Oh, there were skeptics, to be sure: droll faced individuals insinuating that the real hungry had gone unnoticed - had slipped, as it were, through the safety net set to prevent mooching at the public trough.  Some even went so far as to impugn the very criterion so circumspectly applied to detect the truly needy.  A team of experts was commissioned by the White House to study the whole matter; these wise men made short shrift of the accusations.

"This is not a true hunger," their White House paper explained.  "Rather, it is indicative of a 'pseudo-hunger.'  In a word, it exists not in the bellies but entirely in the minds of the indigent.  All they need do is commission a good budget analyst to assist them in allocating their resources correctly, and within six months their 'hunger' will have become alleviated.  Furthermore," the report went on to point out, "fully three-fourths of the so-called 'malnourished' children we interviewed had had at least a minimum of 13.7 ounces of foodstuffs the day we saw them.  The rest were clearly of an anxious persuasion.  The one thing, without exception, however, that these children all lacked was their own savings account.  The parents of these children are guilty of neglect, yes - but a very special kind of neglect: fiduciary neglect.  They are not teaching their offspring the value of money.  Shame, shame!"
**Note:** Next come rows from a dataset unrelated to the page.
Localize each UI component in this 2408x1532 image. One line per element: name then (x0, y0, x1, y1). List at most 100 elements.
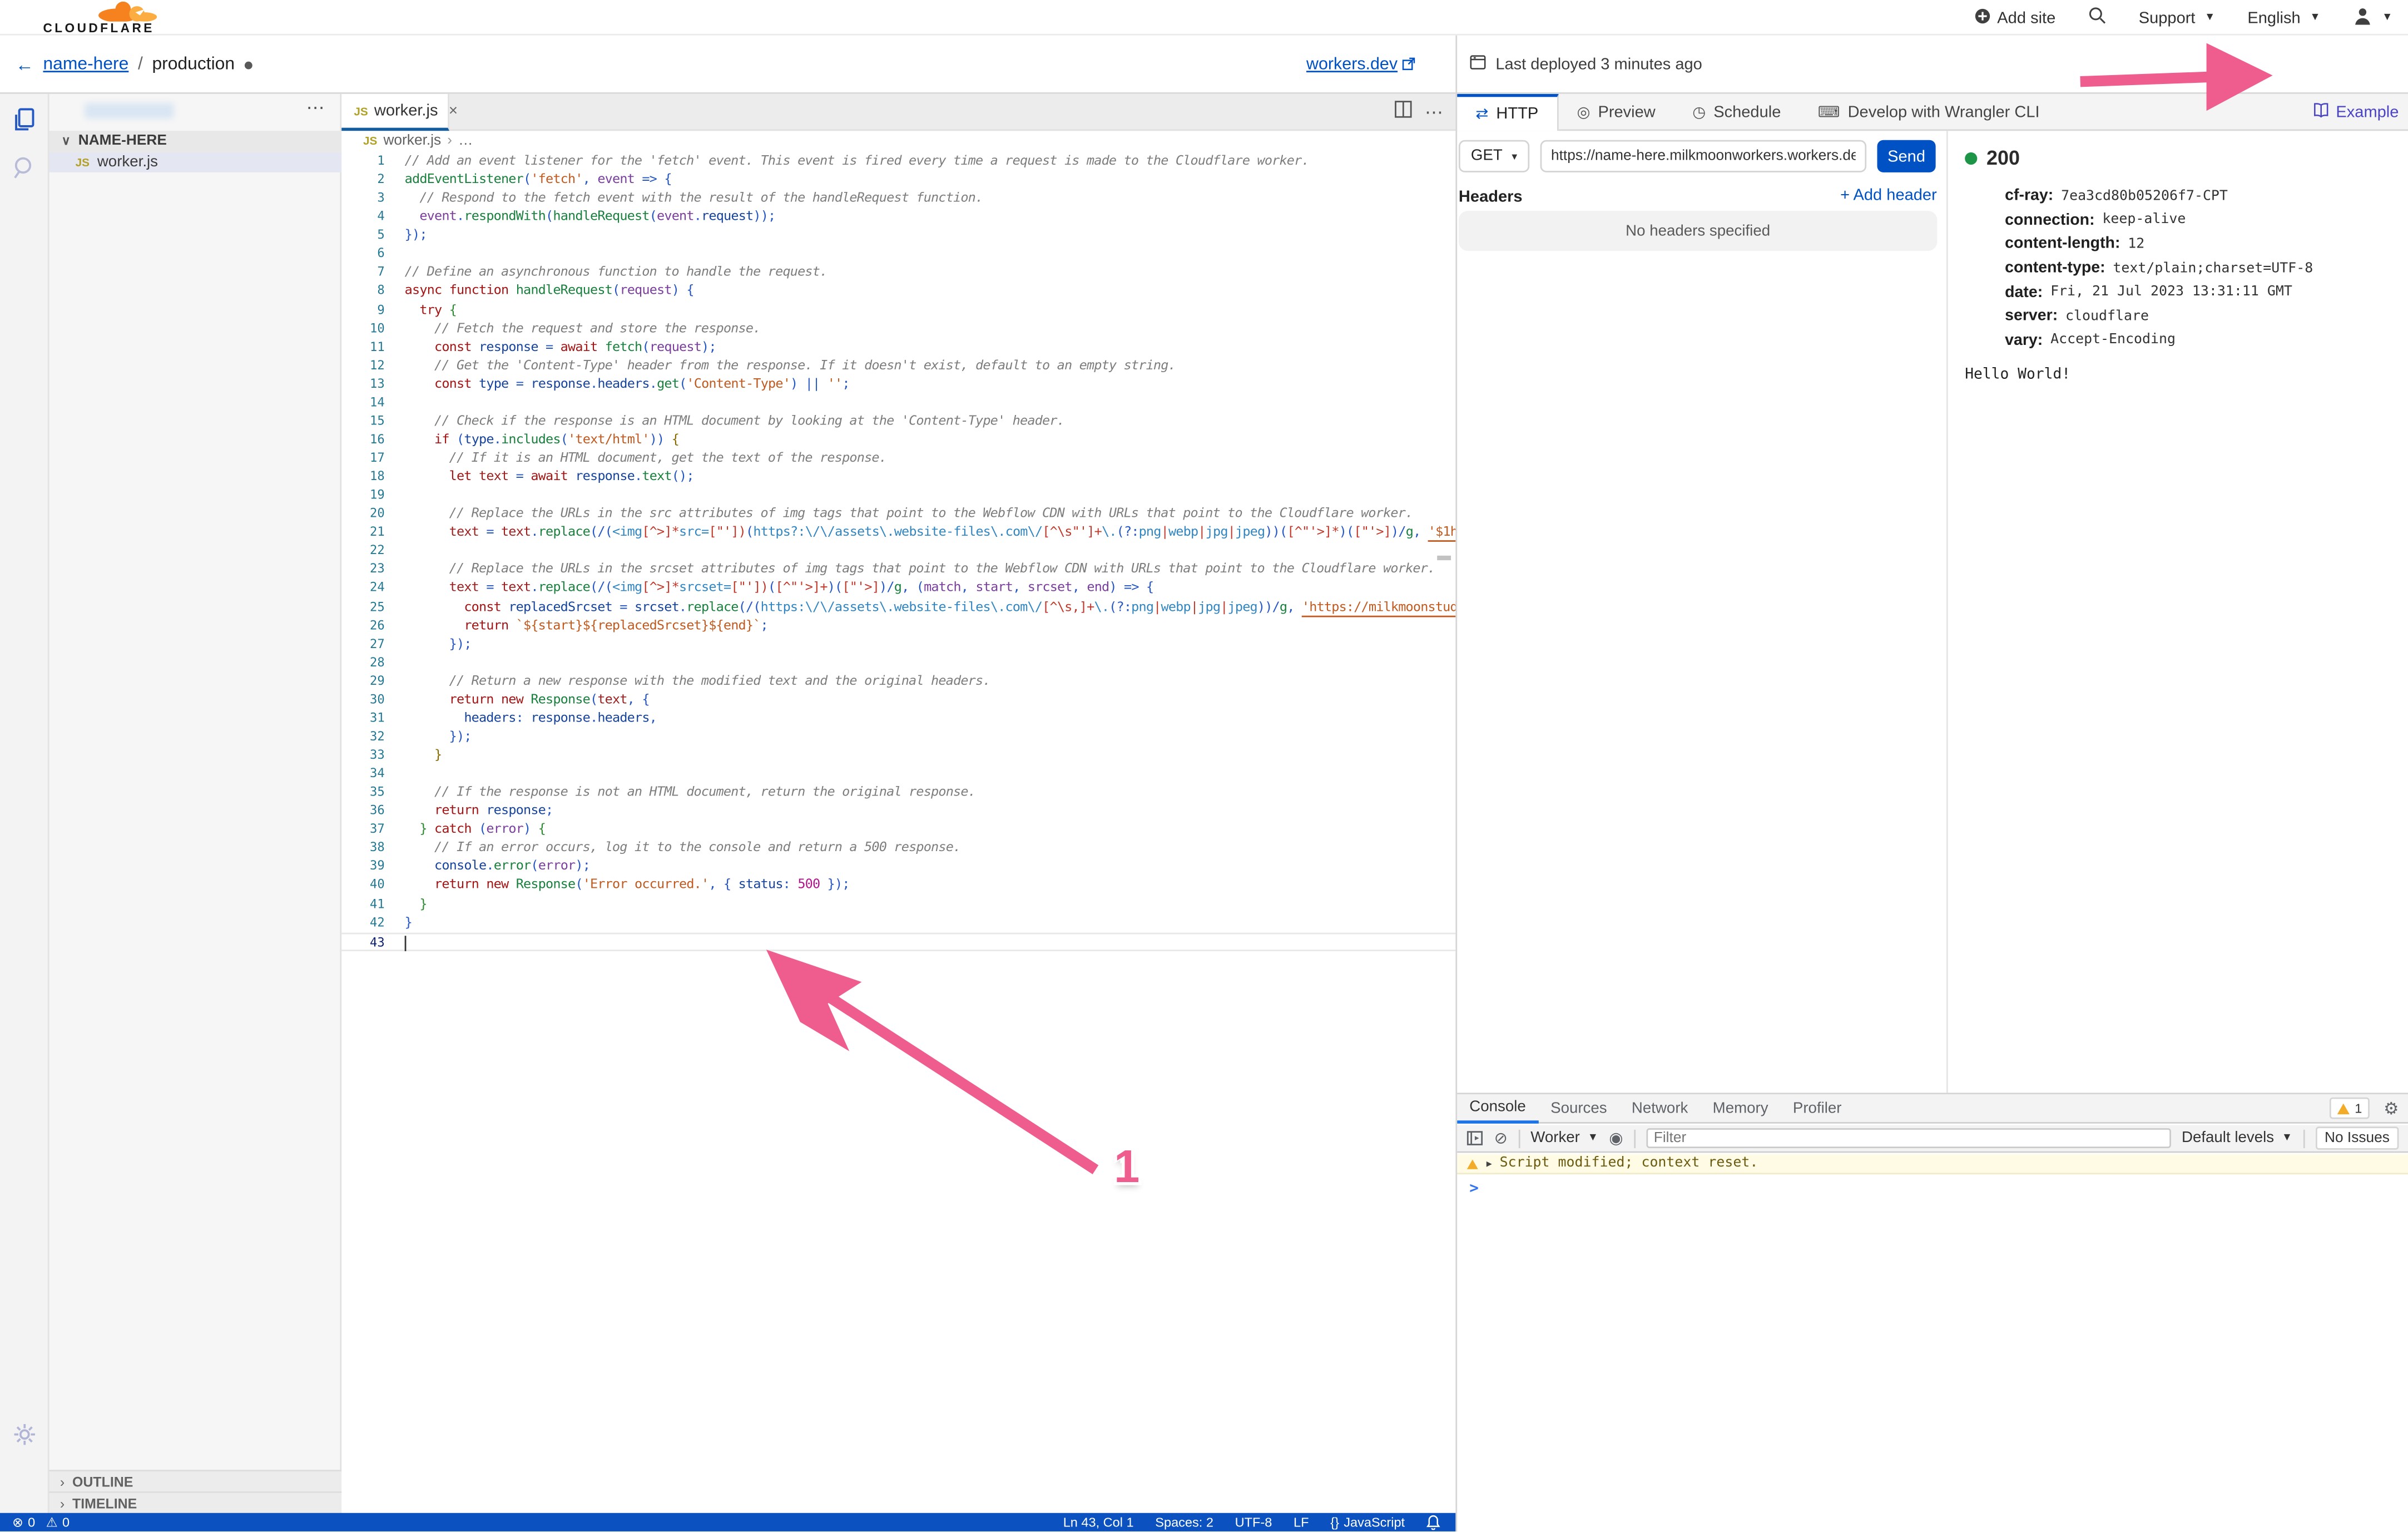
code-line: 38 // If an error occurs, log it to the … (341, 839, 1455, 858)
last-deployed-status: Last deployed 3 minutes ago (1469, 36, 1702, 94)
code-line: 9 try { (341, 301, 1455, 319)
devtools-settings-icon[interactable]: ⚙ (2384, 1098, 2399, 1118)
overview-ruler-mark (1437, 556, 1451, 560)
code-line: 40 return new Response('Error occurred.'… (341, 877, 1455, 895)
search-button[interactable] (2088, 6, 2106, 29)
timeline-section[interactable]: › TIMELINE (49, 1491, 342, 1513)
live-expression-eye-icon[interactable]: ◉ (1609, 1129, 1623, 1147)
indentation[interactable]: Spaces: 2 (1155, 1515, 1213, 1530)
add-site-button[interactable]: Add site (1974, 7, 2056, 28)
editor-tab-bar: JS worker.js × ⋯ (341, 94, 1455, 131)
split-editor-icon[interactable] (1394, 98, 1413, 126)
outline-section[interactable]: › OUTLINE (49, 1470, 342, 1491)
warning-count-badge[interactable]: 1 (2330, 1098, 2370, 1119)
code-line: 15 // Check if the response is an HTML d… (341, 412, 1455, 431)
console-tab-console[interactable]: Console (1457, 1094, 1538, 1123)
workers-dev-link[interactable]: workers.dev (1306, 36, 1416, 94)
language-menu[interactable]: English▼ (2247, 8, 2320, 27)
file-item-worker.js[interactable]: JSworker.js (49, 152, 342, 172)
url-input[interactable] (1540, 140, 1867, 172)
console-tab-sources[interactable]: Sources (1538, 1094, 1619, 1123)
code-line: 29 // Return a new response with the mod… (341, 672, 1455, 690)
response-header-row: cf-ray:7ea3cd80b05206f7-CPT (2005, 185, 2313, 209)
code-line: 35 // If the response is not an HTML doc… (341, 784, 1455, 802)
explorer-root-folder[interactable]: ∨ NAME-HERE (49, 131, 342, 151)
account-menu[interactable]: ▼ (2353, 6, 2393, 30)
error-icon: ⊗ (12, 1514, 23, 1531)
notifications-bell-icon[interactable] (1426, 1515, 1440, 1530)
tab-worker-js[interactable]: JS worker.js × (341, 94, 449, 131)
activity-bar (0, 94, 49, 1513)
swap-icon: ⇄ (1475, 106, 1488, 122)
subheader: ← name-here / production workers.dev Las… (0, 36, 2408, 94)
add-header-link[interactable]: + Add header (1840, 186, 1937, 205)
chevron-down-icon: ∨ (62, 134, 71, 148)
support-menu[interactable]: Support▼ (2139, 8, 2216, 27)
tab-preview[interactable]: ◎Preview (1558, 94, 1674, 131)
cloudflare-logo[interactable]: CLOUDFLARE (43, 2, 169, 34)
back-arrow-icon[interactable]: ← (16, 54, 34, 76)
js-file-icon: JS (76, 155, 90, 169)
more-actions-icon[interactable]: ⋯ (1425, 102, 1443, 123)
response-header-row: content-type:text/plain;charset=UTF-8 (2005, 256, 2313, 280)
tab-schedule[interactable]: ◷Schedule (1674, 94, 1800, 131)
execution-context-select[interactable]: Worker▼ (1530, 1130, 1598, 1146)
issues-counter[interactable]: No Issues (2315, 1126, 2399, 1150)
explorer-sidebar: ⋯ ∨ NAME-HERE JSworker.js › OUTLINE › TI… (49, 94, 342, 1513)
chevron-down-icon: ▼ (2382, 12, 2392, 23)
brand-text: CLOUDFLARE (43, 22, 154, 36)
tab-develop-with-wrangler-cli[interactable]: ⌨Develop with Wrangler CLI (1800, 94, 2058, 131)
code-line: 12 // Get the 'Content-Type' header from… (341, 357, 1455, 375)
panel-divider[interactable] (1455, 36, 1457, 1532)
tab-http[interactable]: ⇄HTTP (1457, 94, 1558, 131)
send-button[interactable]: Send (1877, 140, 1935, 172)
eol-type[interactable]: LF (1294, 1515, 1309, 1530)
response-header-row: content-length:12 (2005, 233, 2313, 256)
log-levels-select[interactable]: Default levels▼ (2182, 1130, 2292, 1146)
code-line: 3 // Respond to the fetch event with the… (341, 190, 1455, 208)
expand-triangle-icon[interactable]: ▶ (1487, 1158, 1492, 1169)
console-message-warning[interactable]: ▶Script modified; context reset. (1457, 1154, 2408, 1174)
console-sidebar-toggle-icon[interactable] (1466, 1130, 1483, 1146)
problems-indicator[interactable]: ⊗0 ⚠0 (12, 1514, 70, 1531)
external-link-icon (1402, 56, 1416, 73)
code-line: 19 (341, 487, 1455, 505)
example-link[interactable]: Example (2313, 94, 2399, 131)
code-line: 14 (341, 394, 1455, 412)
code-line: 17 // If it is an HTML document, get the… (341, 449, 1455, 468)
code-area[interactable]: 1// Add an event listener for the 'fetch… (341, 152, 1455, 1513)
js-file-icon: JS (354, 104, 368, 118)
console-tab-profiler[interactable]: Profiler (1781, 1094, 1854, 1123)
code-line: 20 // Replace the URLs in the src attrib… (341, 505, 1455, 523)
breadcrumb-worker-link[interactable]: name-here (43, 56, 128, 74)
settings-gear-icon[interactable] (11, 1421, 38, 1449)
cursor-position[interactable]: Ln 43, Col 1 (1063, 1515, 1134, 1530)
code-line: 18 let text = await response.text(); (341, 468, 1455, 486)
console-prompt[interactable]: > (1469, 1180, 1479, 1197)
code-line: 34 (341, 765, 1455, 783)
explorer-files-icon[interactable] (11, 106, 38, 134)
cloudflare-cloud-icon (92, 2, 163, 22)
code-line: 43 (341, 932, 1455, 951)
code-line: 21 text = text.replace(/(<img[^>]*src=["… (341, 523, 1455, 542)
code-line: 39 console.error(error); (341, 858, 1455, 876)
chevron-right-icon: › (60, 1474, 65, 1489)
code-line: 16 if (type.includes('text/html')) { (341, 431, 1455, 449)
clear-console-icon[interactable]: ⊘ (1494, 1129, 1508, 1147)
code-line: 22 (341, 542, 1455, 561)
console-tab-network[interactable]: Network (1619, 1094, 1701, 1123)
book-icon (2313, 102, 2330, 123)
language-mode[interactable]: {}JavaScript (1330, 1515, 1405, 1530)
sidebar-more-button[interactable]: ⋯ (306, 97, 325, 118)
cloudflare-worker-editor: CLOUDFLARE Add site Support▼ English▼ (0, 0, 2408, 1532)
console-tab-memory[interactable]: Memory (1701, 1094, 1781, 1123)
editor-breadcrumb[interactable]: JS worker.js › … (363, 131, 473, 151)
code-line: 10 // Fetch the request and store the re… (341, 319, 1455, 338)
close-icon[interactable]: × (449, 102, 458, 119)
console-filter-input[interactable] (1646, 1128, 2171, 1148)
code-line: 42} (341, 913, 1455, 932)
method-select[interactable]: GET▾ (1459, 140, 1529, 172)
request-headers-label: Headers (1459, 188, 1523, 206)
search-sidebar-icon[interactable] (11, 154, 38, 182)
encoding[interactable]: UTF-8 (1235, 1515, 1272, 1530)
"How sad," said Ava, listening to the report on the evening news.

"Yes, it is," Asa agreed.  "To think there are people out there with no greater sense of parental responsibility than to allow their children to waste their resources on toys and candy and movies when they should be starting their own savings accounts.  It makes me fearful for this great nation's future.  It's ironic: the liberals are so busy looking for some non-existent hunger pains that they overlook the simple and terrible fact that we are producing a nation of financial illiterates.  Something must be done before it's too late."

"And I know you'll think of something, too," Ava encouraged her husband, who smiled in return.  Just then the phone rang.  It was the President, calling to once again thank this wonderful couple for all their help.

"That's what we're here for, Mr. President," said Asa.

"God love you - and the little woman too, Asa," said the President.  "You're what America's all about, you and she."

Asa nodded his agreement, because truer words, as he well knew, were never spoken.